Le Château Noir est accroupi sur ce roc d’enfer, suspendu comme une menace au-dessus de cet abîme. Le Château Noir existe. Il a une place sur la terre et sur la carte, il est plus terrible à voir que les horribles châteaux dessinés par l’imagination extravagante et maladive des poètes ! Le voyageur descend lentement, se trouve devant un nouveau corridor obscur, un vrai tunnel où règne une odeur âcre, l’odeur de la vieille terre qu’on vient de remuer. Il avance avec difficulté. À la fin, pourtant, il arrive devant une porte qui, bien qu’elle semble fermée à clef, cède un peu quand il appuie la main. Une lumière brille de l’autre côté de la porte… Quel spectacle ! Un homme est là au centre de la pièce, assis à un petit bureau, et il écrit. Il tourne le dos. On ne voit que son dos, monstrueux, courbé. Que fait-il là, solitaire ? Qu’écrit-il ? À qui écrit-il ? Ah, voir sa figure ! Le surprendre ! Le voyageur avance d’un pas.

Commentaire
Ces lignes sont extraites de « Pulsion », de Claude Ollier, paru pour la première fois dans « Jacques Derrida », L’Arc, 57, 3e trimestre 1973, pp. 53-58, avant d’être repris dans Nébules, Flammarion, 1981. Elles sont centrées sur la figure de Nabû, qui est le dieu mésopotamien du savoir et de l’écriture. Elles assemblent trois fragments à la manière d’un collage surréaliste (nous pensons à ceux de Max Ernst).

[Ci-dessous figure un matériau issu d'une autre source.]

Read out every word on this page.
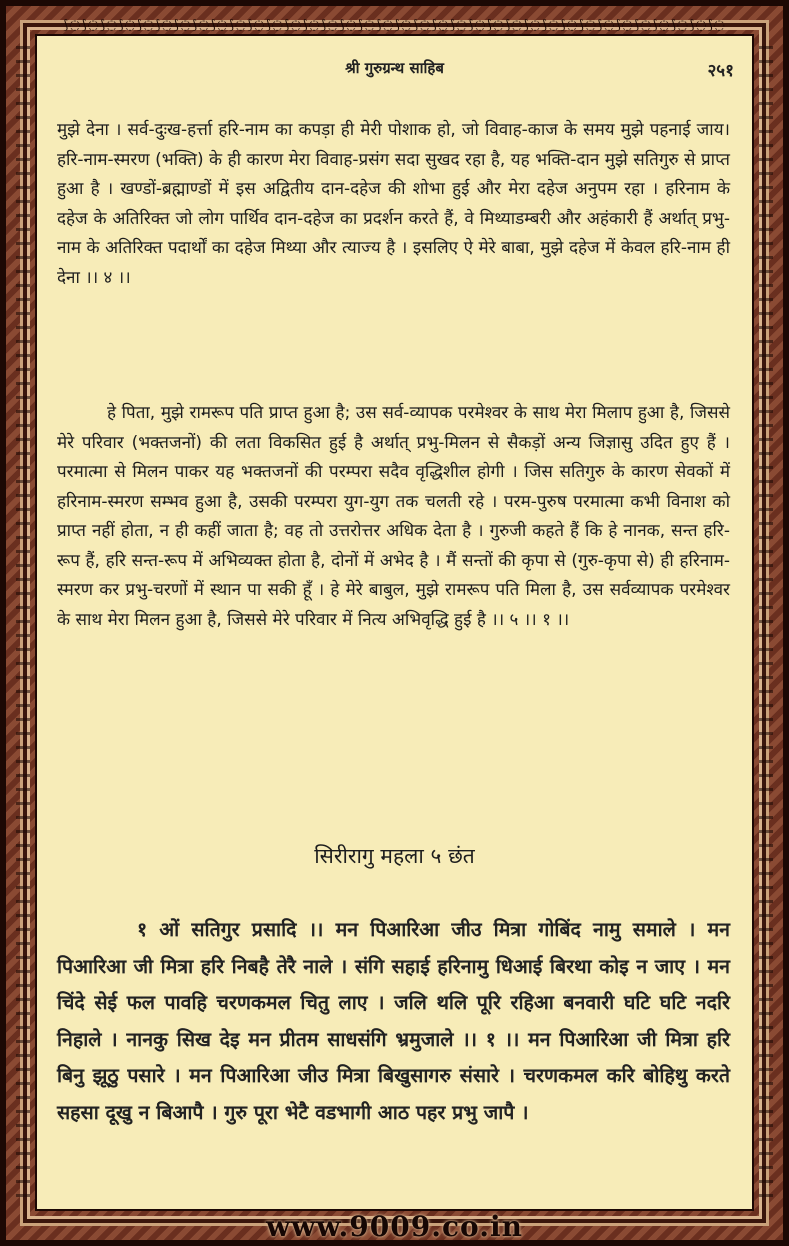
⟆◌⟆◌⟆◌⟆◌⟆◌⟆◌⟆◌⟆◌⟆◌⟆◌⟆◌⟆◌⟆◌⟆◌⟆◌⟆◌⟆◌⟆◌⟆◌⟆◌⟆◌⟆◌⟆◌⟆◌⟆◌⟆◌⟆◌⟆◌⟆◌⟆◌⟆◌⟆◌⟆◌⟆◌⟆◌⟆◌
श्री गुरुग्रन्थ साहिब	२५१
मुझे देना । सर्व-दुःख-हर्त्ता हरि-नाम का कपड़ा ही मेरी पोशाक हो, जो विवाह-काज के समय मुझे पहनाई जाय। हरि-नाम-स्मरण (भक्ति) के ही कारण मेरा विवाह-प्रसंग सदा सुखद रहा है, यह भक्ति-दान मुझे सतिगुरु से प्राप्त हुआ है । खण्डों-ब्रह्माण्डों में इस अद्वितीय दान-दहेज की शोभा हुई और मेरा दहेज अनुपम रहा । हरिनाम के दहेज के अतिरिक्त जो लोग पार्थिव दान-दहेज का प्रदर्शन करते हैं, वे मिथ्याडम्बरी और अहंकारी हैं अर्थात् प्रभु-नाम के अतिरिक्त पदार्थों का दहेज मिथ्या और त्याज्य है । इसलिए ऐ मेरे बाबा, मुझे दहेज में केवल हरि-नाम ही देना ।। ४ ।।
हे पिता, मुझे रामरूप पति प्राप्त हुआ है; उस सर्व-व्यापक परमेश्वर के साथ मेरा मिलाप हुआ है, जिससे मेरे परिवार (भक्तजनों) की लता विकसित हुई है अर्थात् प्रभु-मिलन से सैकड़ों अन्य जिज्ञासु उदित हुए हैं । परमात्मा से मिलन पाकर यह भक्तजनों की परम्परा सदैव वृद्धिशील होगी । जिस सतिगुरु के कारण सेवकों में हरिनाम-स्मरण सम्भव हुआ है, उसकी परम्परा युग-युग तक चलती रहे । परम-पुरुष परमात्मा कभी विनाश को प्राप्त नहीं होता, न ही कहीं जाता है; वह तो उत्तरोत्तर अधिक देता है । गुरुजी कहते हैं कि हे नानक, सन्त हरि-रूप हैं, हरि सन्त-रूप में अभिव्यक्त होता है, दोनों में अभेद है । मैं सन्तों की कृपा से (गुरु-कृपा से) ही हरिनाम-स्मरण कर प्रभु-चरणों में स्थान पा सकी हूँ । हे मेरे बाबुल, मुझे रामरूप पति मिला है, उस सर्वव्यापक परमेश्वर के साथ मेरा मिलन हुआ है, जिससे मेरे परिवार में नित्य अभिवृद्धि हुई है ।। ५ ।। १ ।।
सिरीरागु महला ५ छंत
१ ओं सतिगुर प्रसादि ।। मन पिआरिआ जीउ मित्रा गोबिंद नामु समाले । मन पिआरिआ जी मित्रा हरि निबहै तेरै नाले । संगि सहाई हरिनामु धिआई बिरथा कोइ न जाए । मन चिंदे सेई फल पावहि चरणकमल चितु लाए । जलि थलि पूरि रहिआ बनवारी घटि घटि नदरि निहाले । नानकु सिख देइ मन प्रीतम साधसंगि भ्रमुजाले ।। १ ।। मन पिआरिआ जी मित्रा हरि बिनु झूठु पसारे । मन पिआरिआ जीउ मित्रा बिखुसागरु संसारे । चरणकमल करि बोहिथु करते सहसा दूखु न बिआपै । गुरु पूरा भेटै वडभागी आठ पहर प्रभु जापै ।
www.9009.co.in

Le premier fragment (« Le Château Noir est accroupi sur ce roc d’enfer, suspendu comme une menace au-dessus de cet abîme. Le Château Noir existe. Il a une place sur la terre et sur la carte, il est plus terrible à voir que les horribles châteaux dessinés par l’imagination extravagante et maladive des poètes ! ») sort tout droit du roman de Gaston Leroux, Le Château noir (1914), chapitre VII, Expédition.

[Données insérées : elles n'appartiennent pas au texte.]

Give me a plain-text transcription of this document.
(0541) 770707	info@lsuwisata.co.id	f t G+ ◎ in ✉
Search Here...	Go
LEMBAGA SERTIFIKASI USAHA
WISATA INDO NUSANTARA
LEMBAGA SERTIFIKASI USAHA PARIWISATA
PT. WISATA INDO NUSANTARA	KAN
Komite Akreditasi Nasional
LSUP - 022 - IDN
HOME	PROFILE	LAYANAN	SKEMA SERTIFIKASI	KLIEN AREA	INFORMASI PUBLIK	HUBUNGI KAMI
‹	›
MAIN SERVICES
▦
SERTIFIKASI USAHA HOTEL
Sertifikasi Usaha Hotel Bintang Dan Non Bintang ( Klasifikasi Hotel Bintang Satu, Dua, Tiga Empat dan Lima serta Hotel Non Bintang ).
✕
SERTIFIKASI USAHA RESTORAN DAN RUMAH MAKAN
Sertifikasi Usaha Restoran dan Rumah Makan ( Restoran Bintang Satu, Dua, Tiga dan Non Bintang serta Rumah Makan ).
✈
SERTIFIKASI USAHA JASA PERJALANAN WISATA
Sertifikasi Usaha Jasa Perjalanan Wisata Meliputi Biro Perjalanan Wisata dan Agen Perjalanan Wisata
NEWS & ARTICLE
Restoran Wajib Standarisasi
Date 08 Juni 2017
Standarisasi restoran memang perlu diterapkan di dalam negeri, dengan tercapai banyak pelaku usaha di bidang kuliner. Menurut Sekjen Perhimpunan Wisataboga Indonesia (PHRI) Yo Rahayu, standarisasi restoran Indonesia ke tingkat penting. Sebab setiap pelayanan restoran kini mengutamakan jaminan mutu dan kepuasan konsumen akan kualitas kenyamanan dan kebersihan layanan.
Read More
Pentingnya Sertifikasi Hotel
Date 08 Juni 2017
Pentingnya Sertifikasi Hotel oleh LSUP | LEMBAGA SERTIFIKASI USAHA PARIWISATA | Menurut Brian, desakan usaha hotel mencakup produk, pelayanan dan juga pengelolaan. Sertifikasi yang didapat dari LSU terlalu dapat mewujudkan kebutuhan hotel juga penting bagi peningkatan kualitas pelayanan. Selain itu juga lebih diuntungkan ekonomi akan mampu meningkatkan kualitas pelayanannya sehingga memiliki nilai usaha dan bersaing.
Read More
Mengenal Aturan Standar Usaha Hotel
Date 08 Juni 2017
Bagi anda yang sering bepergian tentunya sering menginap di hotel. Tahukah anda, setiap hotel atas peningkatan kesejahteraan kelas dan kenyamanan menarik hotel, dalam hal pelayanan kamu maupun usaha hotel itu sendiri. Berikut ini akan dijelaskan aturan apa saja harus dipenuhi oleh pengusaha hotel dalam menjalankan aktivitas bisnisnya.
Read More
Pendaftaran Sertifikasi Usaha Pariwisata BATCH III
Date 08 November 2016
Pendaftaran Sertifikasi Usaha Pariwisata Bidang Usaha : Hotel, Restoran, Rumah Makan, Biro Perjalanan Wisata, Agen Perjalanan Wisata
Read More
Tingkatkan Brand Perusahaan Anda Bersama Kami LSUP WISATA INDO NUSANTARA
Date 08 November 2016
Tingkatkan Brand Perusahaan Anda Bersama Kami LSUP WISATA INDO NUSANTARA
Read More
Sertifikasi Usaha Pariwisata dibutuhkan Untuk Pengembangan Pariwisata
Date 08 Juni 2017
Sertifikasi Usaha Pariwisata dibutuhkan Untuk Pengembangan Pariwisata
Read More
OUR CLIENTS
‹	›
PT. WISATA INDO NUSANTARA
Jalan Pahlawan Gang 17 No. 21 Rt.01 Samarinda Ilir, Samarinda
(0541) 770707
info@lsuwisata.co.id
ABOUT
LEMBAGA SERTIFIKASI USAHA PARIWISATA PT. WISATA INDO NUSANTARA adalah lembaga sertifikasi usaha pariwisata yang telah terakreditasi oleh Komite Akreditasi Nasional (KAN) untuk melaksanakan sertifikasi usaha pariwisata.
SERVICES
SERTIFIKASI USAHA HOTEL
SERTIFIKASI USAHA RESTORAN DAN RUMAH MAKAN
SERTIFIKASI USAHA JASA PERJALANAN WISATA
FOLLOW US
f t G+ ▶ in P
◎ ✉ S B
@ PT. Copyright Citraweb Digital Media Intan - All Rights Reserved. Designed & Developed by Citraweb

Un second fragment (« Le voyageur descend lentement, se trouve devant un nouveau corridor obscur, un vrai tunnel où règne une odeur âcre, l’odeur de la vieille terre qu’on vient de remuer. Il avance avec difficulté. À la fin, pourtant, il arrive devant une porte qui, bien qu’elle semble fermée à clef, cède un peu quand il appuie la main ») est repris par l’auteur (Claude Ollier), de manière moins littérale mais tout aussi indubitable, d’un passage du Dracula de Bram Stoker.

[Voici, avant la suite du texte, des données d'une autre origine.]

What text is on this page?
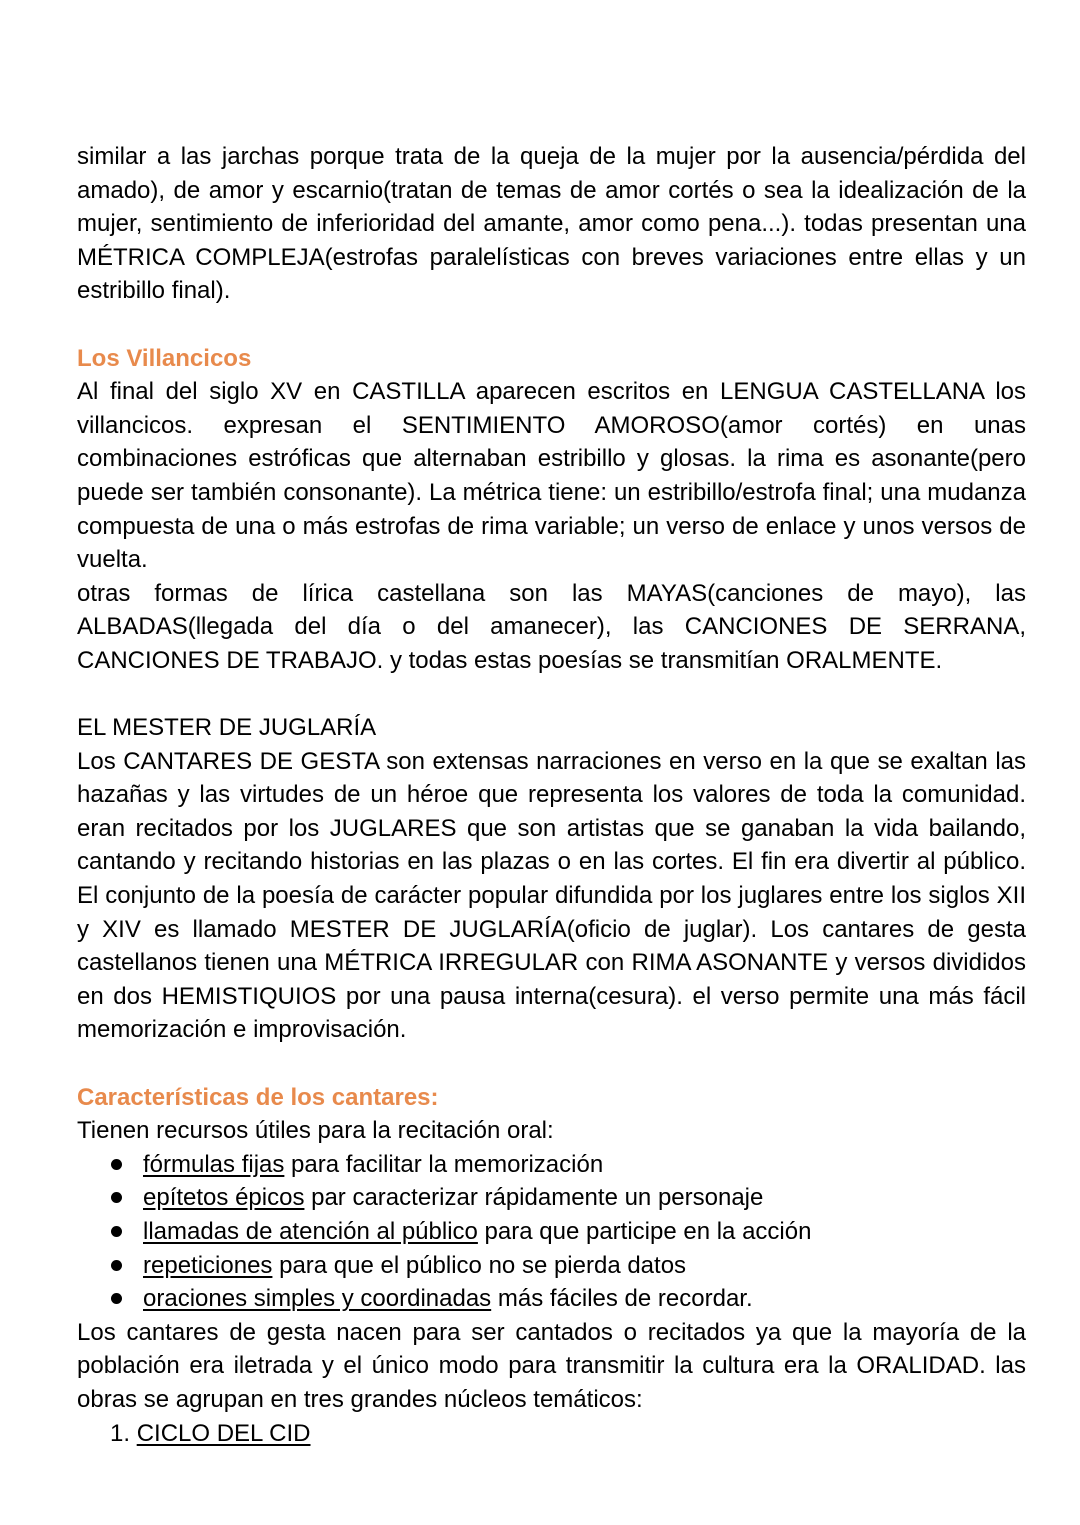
similar a las jarchas porque trata de la queja de la mujer por la ausencia/pérdida del amado), de amor y escarnio(tratan de temas de amor cortés o sea la idealización de la mujer, sentimiento de inferioridad del amante, amor como pena...). todas presentan una MÉTRICA COMPLEJA(estrofas paralelísticas con breves variaciones entre ellas y un estribillo final).

Los Villancicos

Al final del siglo XV en CASTILLA aparecen escritos en LENGUA CASTELLANA los villancicos. expresan el SENTIMIENTO AMOROSO(amor cortés) en unas combinaciones estróficas que alternaban estribillo y glosas. la rima es asonante(pero puede ser también consonante). La métrica tiene: un estribillo/estrofa final; una mudanza compuesta de una o más estrofas de rima variable; un verso de enlace y unos versos de vuelta.

otras formas de lírica castellana son las MAYAS(canciones de mayo), las ALBADAS(llegada del día o del amanecer), las CANCIONES DE SERRANA, CANCIONES DE TRABAJO. y todas estas poesías se transmitían ORALMENTE.

EL MESTER DE JUGLARÍA

Los CANTARES DE GESTA son extensas narraciones en verso en la que se exaltan las hazañas y las virtudes de un héroe que representa los valores de toda la comunidad. eran recitados por los JUGLARES que son artistas que se ganaban la vida bailando, cantando y recitando historias en las plazas o en las cortes. El fin era divertir al público. El conjunto de la poesía de carácter popular difundida por los juglares entre los siglos XII y XIV es llamado MESTER DE JUGLARÍA(oficio de juglar). Los cantares de gesta castellanos tienen una MÉTRICA IRREGULAR con RIMA ASONANTE y versos divididos en dos HEMISTIQUIOS por una pausa interna(cesura). el verso permite una más fácil memorización e improvisación.

Características de los cantares:

Tienen recursos útiles para la recitación oral:

fórmulas fijas para facilitar la memorización
epítetos épicos par caracterizar rápidamente un personaje
llamadas de atención al público para que participe en la acción
repeticiones para que el público no se pierda datos
oraciones simples y coordinadas más fáciles de recordar.

Los cantares de gesta nacen para ser cantados o recitados ya que la mayoría de la población era iletrada y el único modo para transmitir la cultura era la ORALIDAD. las obras se agrupan en tres grandes núcleos temáticos:

1. CICLO DEL CID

Quant au troisième fragment (« Une lumière brille de l’autre côté de la porte… Quel spectacle ! Un homme est là au centre de la pièce, assis à un petit bureau, et il écrit. Il tourne le dos. On ne voit que son dos, monstrueux, courbé »), il démarque un roman de Gaston Leroux cette fois, le très célèbre Mystère de la chambre jaune (1907), chapitre XV, Traquenard, où on peut lire: « L’homme est là, assis au petit bureau de Mlle Stangerson, et il écrit. Il me tourne le dos. Il a une bougie devant lui ; mais, comme il est penché sur la flamme de cette bougie, la lumière projette des ombres qui me le déforment. Je ne vois qu’un dos monstrueux, courbé ».